Trust · 4 min read
The hash-chained audit log, in 500 words
When a vendor-security team reviews a SaaS product they'll ask "do you have an audit log?" The answer is almost always yes. The follow-up should be: "can you prove it hasn't been modified?"
Most of the time, the answer is no.
A standard audit log is a database table. Each action writes a row. A malicious admin (or a compromised one) can delete rows or rewrite values. If your tool sends you an exported audit log as a CSV, you are trusting the tool's claim that the CSV matches the database, and the database's claim that no one touched it.
This is fine until it isn't. It stops being fine the moment a regulator, a lawyer, or an insurance adjuster needs to know whether a specific action happened at a specific time.
What a hash-chained log does differently.
Every row carries two extra columns: prev_hash and hash. When we write row N into the activity table for a workspace, we:
1. Read the most recent row for that workspace.
2. Take row_N-1.hash as our prev_hash.
3. Compute row_N.hash = SHA-256(prev_hash || canonical_json(row_N)).
4. Write row N with both columns populated.
The chain is per-workspace. Every row links back to the one before it via the hash.
Why this matters.
If anyone alters row_M retroactively, then row_M.hash no longer matches SHA-256(prev_hash || canonical_json(row_M)). The chain is broken at row M, and every row from M forward fails verification.
To silently cover this up, an attacker would need to rewrite not just row M, but also rewrite every row from M forward with newly-computed hashes AND convince the entire history of cached exports, customer-held attestations, and any OpenTimestamps anchors to match. In practice, this is infeasible.
Verification is a public endpoint.
GET /api/admin/audit-log/verify (authed) walks the chain for the caller's workspace and returns:
``json
{
"ok": true,
"rows": 1247,
"firstBadChainSeq": null,
"verifiedAt": "2026-04-20T18:32:11Z"
}
``
An outside auditor, a lawyer, or a regulator can request this attestation at any time. The response proves the chain head matches its contents. If ok is ever false, the tool itself admits the log has been touched.
Why almost nobody ships this.
Because it's work. Every insert site has to route through a helper that reads the chain head, computes the new hash, and writes with the link. 14 insert sites in GoBrief. Also: chains are per-workspace to limit blast radius, which means more bookkeeping. Also: verification is O(n) for a full walk.
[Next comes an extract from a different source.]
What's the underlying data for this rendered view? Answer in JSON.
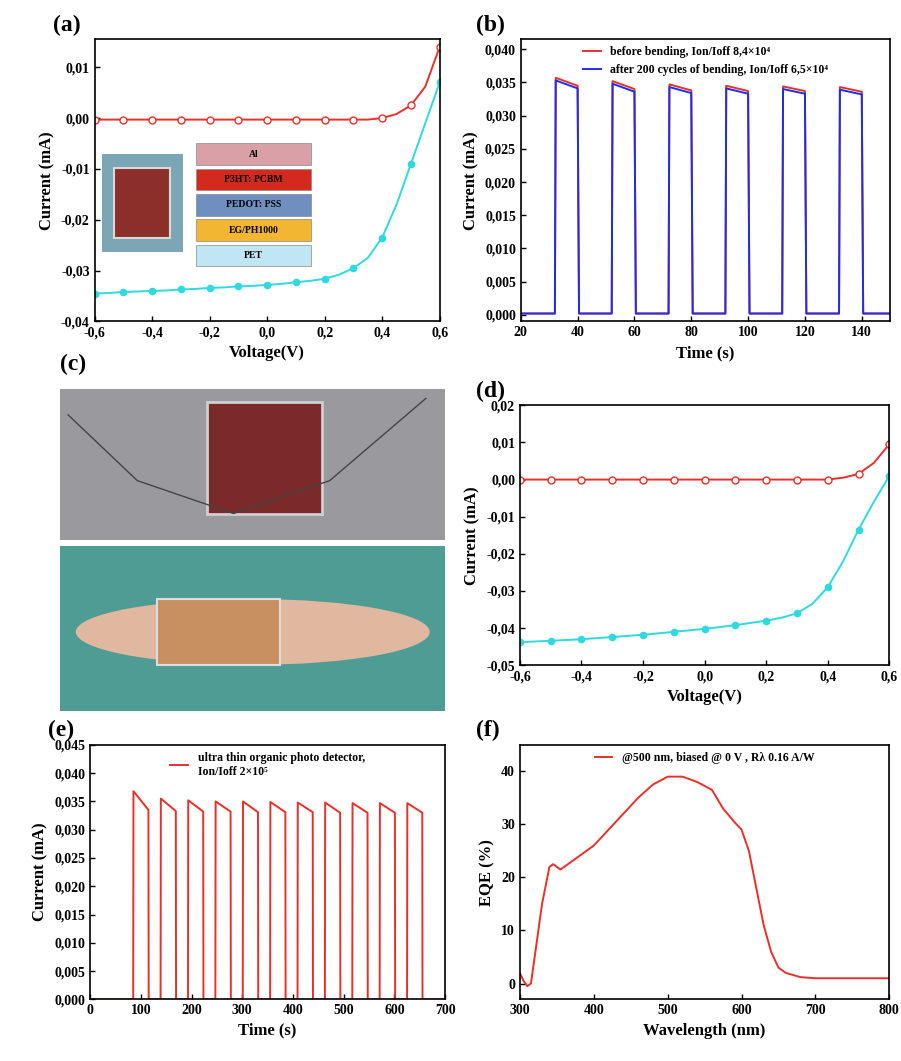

Which is fine for creative-ops audit. Our busiest workspace generates ~50 events a day. A full chain verification takes milliseconds.
What comes next.
Per-chain-head anchoring to OpenTimestamps. Every week, we commit the current head hash of every workspace's chain to a public, witness-backed timestamping service. This adds a second independent witness: not only does the chain self-verify, but anyone can prove that a given chain head existed before a given date without trusting us at all.
This is the level of infrastructure you get in a regulated-industry tool. We ship it in creative ops because the upside is easy (credibility) and the downside of not shipping it is catastrophic (the one time a regulator asks).
Open verification endpoint, open Brief Format, public compliance roadmap at /compliance. If you're doing vendor security review on GoBrief, you have everything you need to recommend it.